- The paper introduces YOLOR, a single-stage rerank method that eliminates the General Search Unit to improve list evaluations.
- It employs a Tree-based Context Extraction Module and a Context Cache Module to aggregate multi-scale contextual features and reduce redundant computations.
- Experimental results demonstrate significant gains in AUC, CTR (+5.13%), and GMV (+7.64%) on Meituan and Taobao datasets, confirming its practical effectiveness.
You Only Evaluate Once: A Tree-based Rerank Method at Meituan
Introduction
The paper presents a novel reranking framework, YOLOR, applied to recommendation systems on platforms like Meituan. YOLOR addresses the shortcomings of traditional two-stage recommendation processes that suffer from inconsistency between the General Search Unit (GSU) and Exact Search Unit (ESU), leading to suboptimal list selection. Utilizing a single-stage approach, YOLOR retains only the ESU to maximize both efficiency and effectiveness by integrating a Tree-based Context Extraction Module (TCEM) and a Context Cache Module (CCM).
Figure 1: List recommendations on Meituan food delivery platform.
Reranking Challenges and YOLOR's Approach
The reranking task in recommendation systems is inherently challenging due to the combinatorial nature of the search space for optimal list permutations. Traditional methods employ a two-stage process that introduces inefficiencies due to the misalignment between the GSU and ESU. The paper identifies two main problems: (1) the difficulty for the GSU to identify high-value lists due to its time constraints, and (2) the ESU's lack of multi-scale contextual information affecting its decision-making power.

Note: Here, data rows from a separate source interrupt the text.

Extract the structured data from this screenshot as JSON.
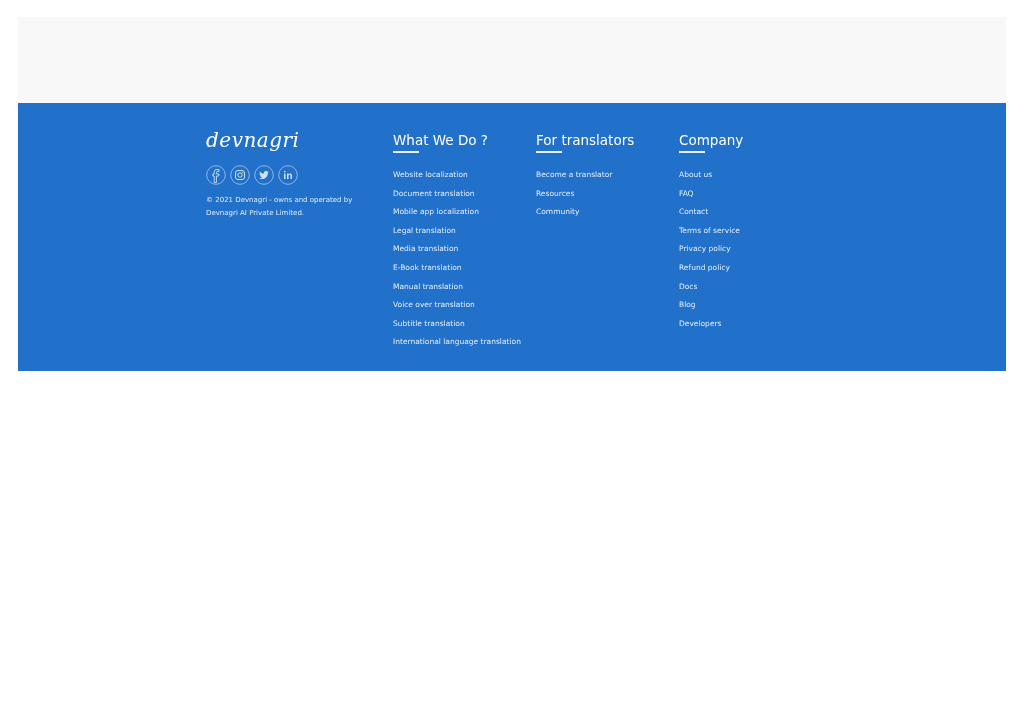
{
  "brand": {
    "logo": "devnagri",
    "copyright": "© 2021 Devnagri - owns and operated by Devnagri AI Private Limited."
  },
  "social": [
    {
      "kind": "facebook"
    },
    {
      "kind": "instagram"
    },
    {
      "kind": "twitter"
    },
    {
      "kind": "linkedin"
    }
  ],
  "columns": [
    {
      "heading": "What We Do ?",
      "links": [
        "Website localization",
        "Document translation",
        "Mobile app localization",
        "Legal translation",
        "Media translation",
        "E-Book translation",
        "Manual translation",
        "Voice over translation",
        "Subtitle translation",
        "International language translation"
      ]
    },
    {
      "heading": "For translators",
      "links": [
        "Become a translator",
        "Resources",
        "Community"
      ]
    },
    {
      "heading": "Company",
      "links": [
        "About us",
        "FAQ",
        "Contact",
        "Terms of service",
        "Privacy policy",
        "Refund policy",
        "Docs",
        "Blog",
        "Developers"
      ]
    }
  ]
}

YOLOR resolves these by eliminating the GSU and utilizing a hierarchical approach in TCEM to aggregate contextual features at different scales, thereby enhancing list-level effectiveness. At the same time, CCM optimizes permutation-level efficiency through feature caching, thus enabling rapid and consistent evaluations across different list permutations.
Figure 2: The overall architecture of YOLOR.
Methodology
The paper delineates the architecture and components of YOLOR:
- Item-level Representation Module (IRM): This module derives semantic embeddings of candidate items to capture user-item interactions. It is crucial for ensuring that point-wise predictions used by the online system are consistent with list-wise evaluations.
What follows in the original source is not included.